As business rates revaluation is a regular exercise every five years, no impact assessment is carried out in preparation. However, an impact assessment of the transitional arrangements for the 2010 business rates revaluation will be published shortly, alongside a consultation document setting out the Government’s proposals for a transitional relief scheme.
I am grateful to the Minister for that answer, and I am sure businesses will be grateful too. In a recent survey that I conducted in Beckenham, 46 per cent. of small businesses said that they needed help already with business rates. Given that the threshold for the supplementary business rate is only £50,000, and the effect that that will have on small businesses, does the Minister agree that a revision of that level should be included, otherwise the Government will be accused of sneakily increasing the burden on small businesses?
In fact, the small business rate relief scheme is extremely effective. Overall, the assistance to businesses has been about £260 million in the past year. That is something that we introduced alongside a range of other measures to assist businesses during these difficult economic times, very often in the teeth of opposition from the Conservative party.
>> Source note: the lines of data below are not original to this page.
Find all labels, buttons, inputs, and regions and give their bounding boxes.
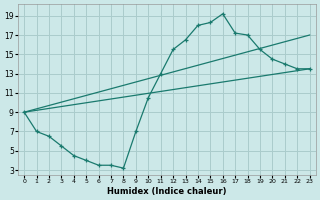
X-axis label: Humidex (Indice chaleur): Humidex (Indice chaleur) bbox=[107, 187, 227, 196]
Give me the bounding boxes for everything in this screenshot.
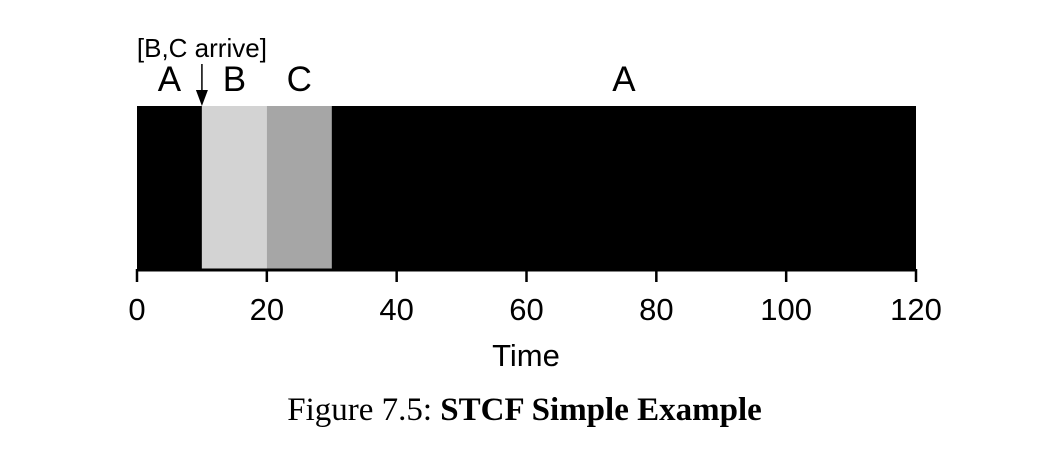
caption-title: STCF Simple Example [440, 392, 762, 428]
x-tick-label-20: 20 [250, 292, 284, 327]
annotation-text: [B,C arrive] [137, 33, 267, 63]
x-tick-label-120: 120 [890, 292, 942, 327]
segment-c-2 [266, 106, 332, 270]
x-axis-label: Time [492, 338, 560, 373]
segment-a-3 [331, 106, 916, 270]
gantt-chart: A B C A 0 20 40 60 80 100 120 [B,C arrive] Time [128, 33, 942, 373]
x-tick-label-80: 80 [639, 292, 673, 327]
x-axis: 0 20 40 60 80 100 120 [128, 268, 942, 327]
x-tick-label-40: 40 [379, 292, 413, 327]
x-tick-label-100: 100 [760, 292, 812, 327]
annotation-arrow-head [195, 90, 208, 106]
arrival-annotation: [B,C arrive] [137, 33, 267, 106]
caption-prefix: Figure 7.5: [287, 392, 433, 428]
x-tick-label-60: 60 [509, 292, 543, 327]
job-label-c-2: C [287, 60, 312, 99]
figure-caption: Figure 7.5: STCF Simple Example [0, 392, 1049, 429]
x-tick-label-0: 0 [128, 292, 145, 327]
segment-a-0 [137, 106, 202, 270]
job-label-b-1: B [223, 60, 246, 99]
job-label-a-3: A [612, 60, 636, 99]
segments-group [137, 106, 916, 270]
segment-b-1 [201, 106, 267, 270]
job-label-a-0: A [158, 60, 182, 99]
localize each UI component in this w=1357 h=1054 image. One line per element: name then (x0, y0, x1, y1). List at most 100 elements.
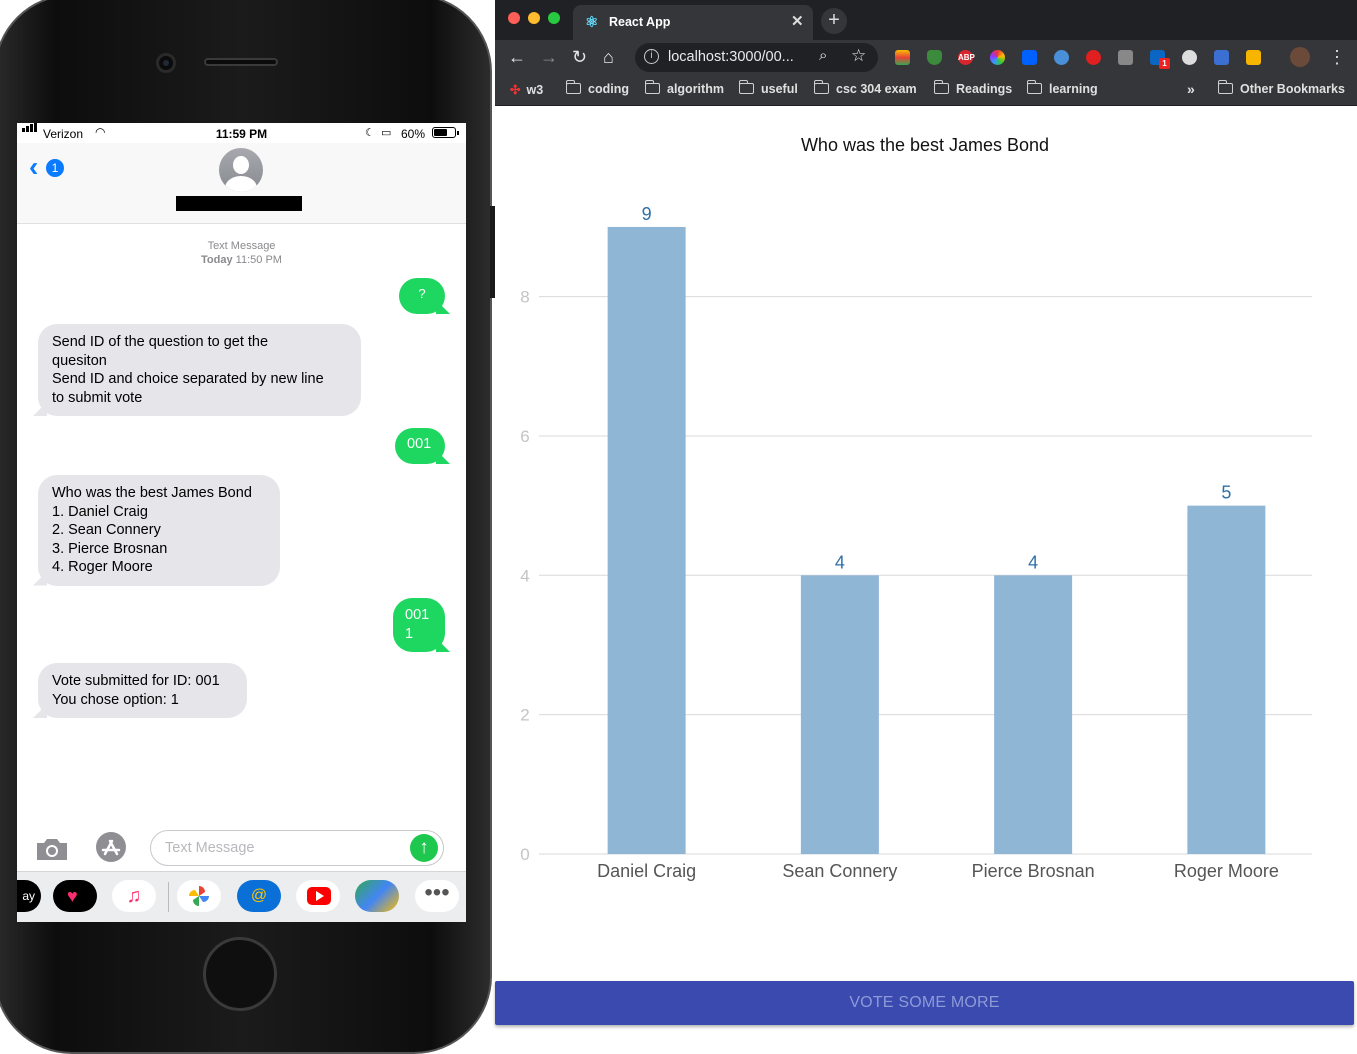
received-message[interactable]: Send ID of the question to get the quesi… (38, 324, 361, 416)
bar (994, 575, 1073, 854)
camera-icon[interactable] (34, 836, 70, 862)
bar-value-label: 9 (642, 204, 652, 224)
bookmark-folder-readings[interactable]: Readings (933, 80, 1012, 96)
bookmark-label: w3 (526, 83, 544, 97)
earpiece-speaker (204, 58, 278, 66)
youtube-icon (307, 887, 331, 905)
home-icon[interactable]: ⌂ (603, 47, 614, 67)
tab-title: React App (609, 15, 671, 29)
react-icon: ⚛ (585, 14, 599, 31)
bookmark-star-icon[interactable]: ☆ (851, 46, 867, 65)
back-button[interactable]: ‹ 1 (29, 153, 69, 181)
linkedin-badge: 1 (1159, 58, 1170, 69)
chart-title: Who was the best James Bond (801, 135, 1049, 155)
extension-download-icon[interactable] (895, 50, 910, 65)
bar-value-label: 5 (1221, 483, 1231, 503)
extension-shield-icon[interactable] (927, 50, 942, 65)
extension-book-icon[interactable] (1214, 50, 1229, 65)
bar (800, 575, 879, 854)
sent-message[interactable]: 001 1 (393, 598, 445, 652)
extension-lock-icon[interactable] (1246, 50, 1261, 65)
vote-some-more-button[interactable]: VOTE SOME MORE (495, 981, 1354, 1025)
received-message[interactable]: Who was the best James Bond 1. Daniel Cr… (38, 475, 280, 586)
window-minimize-button[interactable] (528, 12, 540, 24)
bar (1187, 505, 1266, 854)
wifi-icon: ◠ (95, 125, 106, 139)
folder-icon (565, 80, 581, 94)
thread-day: Today (201, 254, 233, 266)
bookmark-folder-csc-304-exam[interactable]: csc 304 exam (813, 80, 917, 96)
profile-avatar[interactable] (1290, 47, 1310, 67)
send-button[interactable]: ↑ (410, 834, 438, 862)
google-photos-app[interactable] (177, 880, 221, 912)
compose-bar: Text Message ↑ (17, 821, 466, 869)
extension-color-wheel-icon[interactable] (990, 50, 1005, 65)
bookmark-folder-useful[interactable]: useful (738, 80, 798, 96)
at-lock-icon: @ (250, 887, 268, 904)
contact-avatar[interactable] (219, 148, 263, 192)
bookmark-label: csc 304 exam (836, 82, 917, 96)
url-text: localhost:3000/00... (668, 49, 794, 65)
sent-message[interactable]: ? (399, 278, 445, 314)
divider (168, 882, 169, 912)
home-button[interactable] (203, 937, 277, 1011)
back-arrow-icon[interactable]: ← (508, 47, 526, 67)
adblock-plus-icon[interactable]: ABP (958, 50, 975, 65)
app-store-icon[interactable] (92, 831, 130, 863)
heart-icon: ♥ (67, 886, 78, 906)
extension-grey-circle-icon[interactable] (1182, 50, 1197, 65)
window-close-button[interactable] (508, 12, 520, 24)
digital-touch-app[interactable]: ♥ (53, 880, 97, 912)
dropbox-icon[interactable] (1022, 50, 1037, 65)
site-info-icon[interactable]: i (644, 49, 659, 64)
extension-stop-icon[interactable] (1086, 50, 1101, 65)
conversation-header: ‹ 1 (17, 143, 466, 224)
message-input[interactable]: Text Message (150, 830, 444, 866)
more-apps-button[interactable]: ••• (415, 880, 459, 912)
kebab-menu-icon[interactable]: ⋮ (1328, 47, 1346, 67)
battery-percent: 60% (401, 127, 426, 141)
close-icon[interactable]: ✕ (791, 13, 804, 30)
imessage-app-drawer: ay ♥ ♫ @ ••• (17, 871, 466, 922)
bookmark-folder-other[interactable]: Other Bookmarks (1217, 80, 1345, 96)
extension-circle-icon[interactable] (1054, 50, 1069, 65)
google-maps-app[interactable] (355, 880, 399, 912)
window-maximize-button[interactable] (548, 12, 560, 24)
new-tab-button[interactable]: + (821, 8, 847, 34)
bookmarks-bar: ✣ w3 coding algorithm useful csc 304 exam… (495, 75, 1357, 106)
contact-name-redacted[interactable] (176, 196, 302, 211)
sent-message[interactable]: 001 (395, 428, 445, 464)
received-message[interactable]: Vote submitted for ID: 001 You chose opt… (38, 663, 247, 718)
address-bar[interactable]: i localhost:3000/00... ⌕ ☆ (635, 43, 878, 72)
music-app[interactable]: ♫ (112, 880, 156, 912)
forward-arrow-icon[interactable]: → (540, 47, 558, 67)
browser-toolbar: ← → ↻ ⌂ i localhost:3000/00... ⌕ ☆ ABP 1… (495, 40, 1357, 75)
screen-mirroring-icon: ▭ (381, 127, 392, 139)
reload-icon[interactable]: ↻ (572, 47, 588, 67)
apple-pay-app[interactable]: ay (17, 880, 41, 912)
extension-puzzle-icon[interactable] (1118, 50, 1133, 65)
tab-strip: ⚛ React App ✕ + (495, 0, 1357, 40)
bookmark-label: learning (1049, 82, 1098, 96)
bookmark-label: coding (588, 82, 629, 96)
linkedin-icon[interactable]: 1 (1150, 50, 1170, 69)
thread-timestamp: Text Message Today 11:50 PM (17, 239, 466, 267)
y-tick-label: 8 (520, 288, 529, 307)
bookmark-folder-algorithm[interactable]: algorithm (644, 80, 724, 96)
bookmark-label: useful (761, 82, 798, 96)
x-tick-label: Daniel Craig (597, 861, 696, 881)
folder-icon (933, 80, 949, 94)
bookmark-folder-learning[interactable]: learning (1026, 80, 1098, 96)
youtube-app[interactable] (296, 880, 340, 912)
secure-mail-app[interactable]: @ (237, 880, 281, 912)
bookmark-w3[interactable]: ✣ w3 (510, 82, 543, 97)
react-app-page: Who was the best James Bond 0 2 4 6 8 9 Danie… (495, 106, 1357, 1041)
y-tick-label: 2 (520, 706, 529, 725)
bar-value-label: 4 (1028, 552, 1038, 572)
arrow-up-icon: ↑ (419, 837, 429, 858)
zoom-icon[interactable]: ⌕ (819, 47, 828, 64)
thread-service: Text Message (207, 240, 276, 252)
bookmark-folder-coding[interactable]: coding (565, 80, 629, 96)
tab-react-app[interactable]: ⚛ React App ✕ (573, 5, 813, 40)
bookmarks-overflow-button[interactable]: » (1187, 81, 1195, 97)
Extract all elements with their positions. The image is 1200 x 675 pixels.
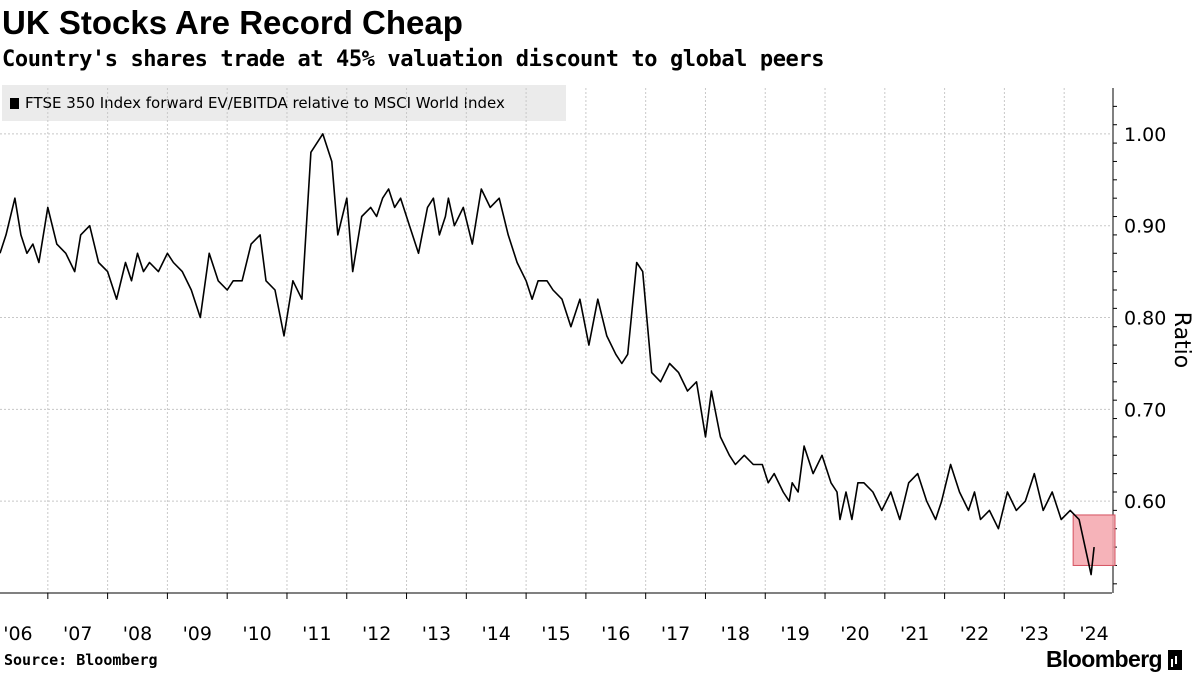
x-tick-label: '17 — [661, 623, 690, 645]
legend-swatch — [10, 97, 19, 109]
source-note: Source: Bloomberg — [4, 651, 158, 669]
x-tick-label: '15 — [541, 623, 570, 645]
x-tick-label: '09 — [183, 623, 212, 645]
x-tick-label: '22 — [960, 623, 989, 645]
x-tick-label: '21 — [900, 623, 929, 645]
x-tick-label: '11 — [302, 623, 331, 645]
legend: FTSE 350 Index forward EV/EBITDA relativ… — [2, 85, 566, 121]
x-tick-label: '06 — [3, 623, 32, 645]
x-tick-label: '13 — [422, 623, 451, 645]
bloomberg-terminal-icon — [1168, 649, 1182, 670]
chart-subtitle: Country's shares trade at 45% valuation … — [2, 47, 825, 72]
x-tick-label: '23 — [1020, 623, 1049, 645]
x-tick-label: '16 — [601, 623, 630, 645]
y-tick-label: 1.00 — [1124, 124, 1166, 146]
y-tick-label: 0.90 — [1124, 216, 1166, 238]
x-tick-label: '14 — [482, 623, 511, 645]
x-tick-label: '10 — [242, 623, 271, 645]
chart-title: UK Stocks Are Record Cheap — [2, 4, 463, 41]
x-tick-label: '24 — [1079, 623, 1108, 645]
y-tick-label: 0.80 — [1124, 308, 1166, 330]
x-tick-label: '20 — [840, 623, 869, 645]
y-tick-label: 0.70 — [1124, 399, 1166, 421]
y-axis-title: Ratio — [1169, 312, 1194, 368]
series-line — [0, 133, 1095, 576]
x-tick-label: '19 — [780, 623, 809, 645]
bloomberg-logo: Bloomberg — [1046, 646, 1182, 673]
x-tick-label: '08 — [123, 623, 152, 645]
x-tick-label: '07 — [63, 623, 92, 645]
brand-wordmark: Bloomberg — [1046, 646, 1163, 672]
x-tick-label: '18 — [721, 623, 750, 645]
x-tick-label: '12 — [362, 623, 391, 645]
legend-label: FTSE 350 Index forward EV/EBITDA relativ… — [25, 94, 505, 112]
y-tick-label: 0.60 — [1124, 491, 1166, 513]
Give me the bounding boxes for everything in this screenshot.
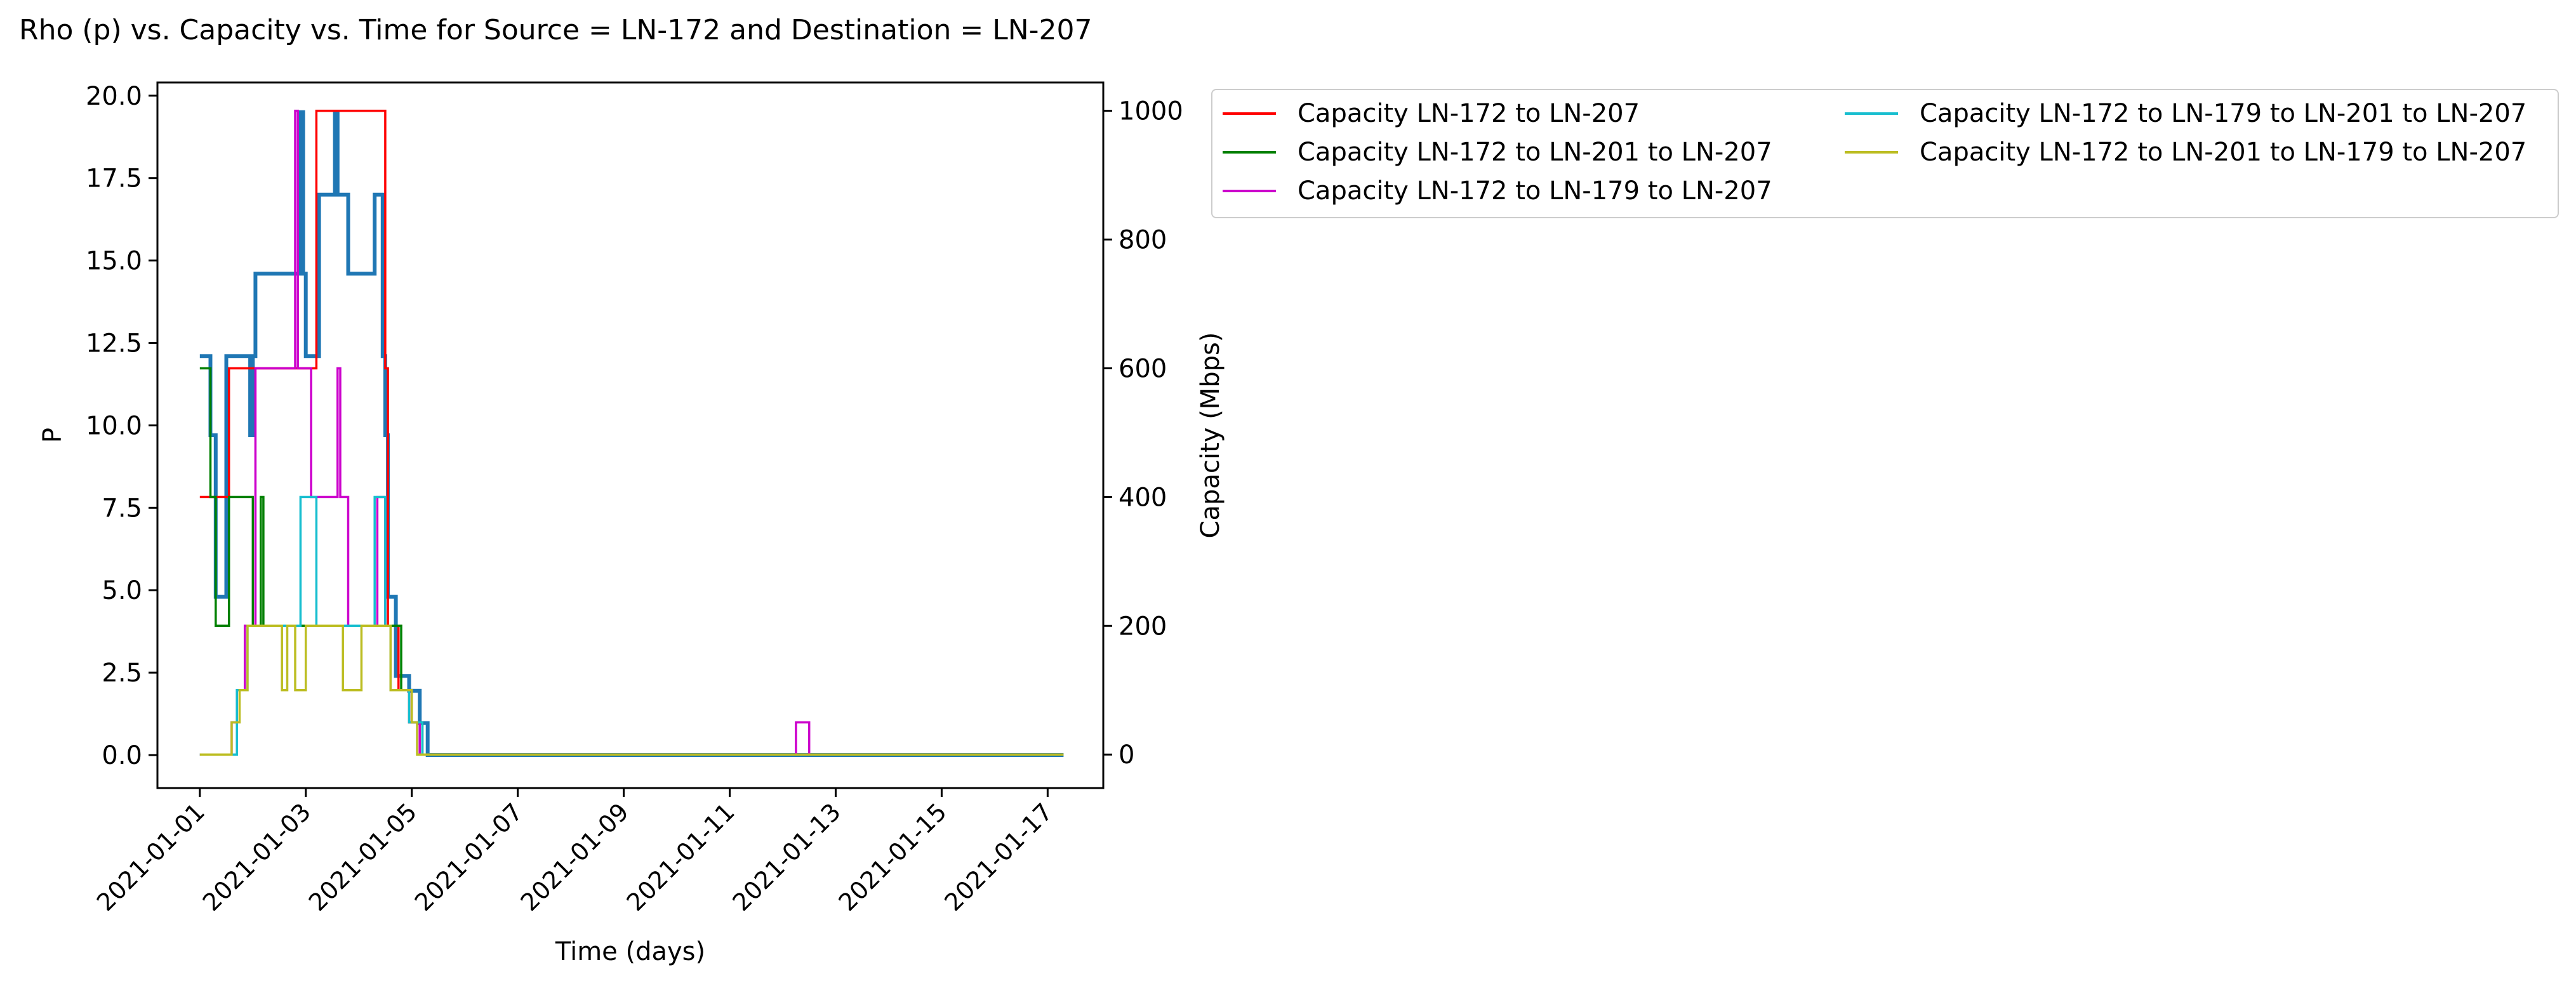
legend-item-capacity-via-201-179: Capacity LN-172 to LN-201 to LN-179 to L…	[1845, 136, 2526, 168]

No one in the House can be unaware of the difficulty of imposing additional costs on small businesses, in particular at this time. The other side of that, of course, is that businesses continue to make demands on local services, especially the emergency services—fire and police—and especially where premises may be empty for whatever reason. So whatever else happens in the present exercise, will the Minister ensure that while protecting the interests and the balance sheets of small companies, local authorities are properly compensated for any income forgone as a result of that effort to protect small businesses?
My hon. Friend makes an important point. Some £20 billion in business rates is collected and distributed to local authorities around the country. Given that the business rate increase is based on the retail prices index and that there was a spike from last September, we are introducing the transitional rate relief this year in order to ensure that there is not a big impact on businesses, while maintaining the income to the local authorities.
This year business rate tax rises were so unaffordable that Ministers have had to introduce an emergency rates deferral scheme. Next year’s revaluation could see thousands more struggling businesses hit again, just because of their location. If, in 2005, 700,000 properties saw their rateable values rise by 20 per cent. or more, how many businesses need to lose out in the 2010 revaluation before Ministers decide that their formula does more harm than good? If Ministers are not going to assess that impact, why not?
The hon. Lady made the same point in a recent debate. She still does not seem to understand that the system is based on legislation that was introduced by the previous Administration, and is based on a formula whereby business rates increase by the RPI. There is overall no greater collection of the business rates. It occurs to me that the hon. Lady has never said in any of her contributions what she would do. She knows how the system works, yet she comes up with nothing but empty accusations, and no plans whatever for the future.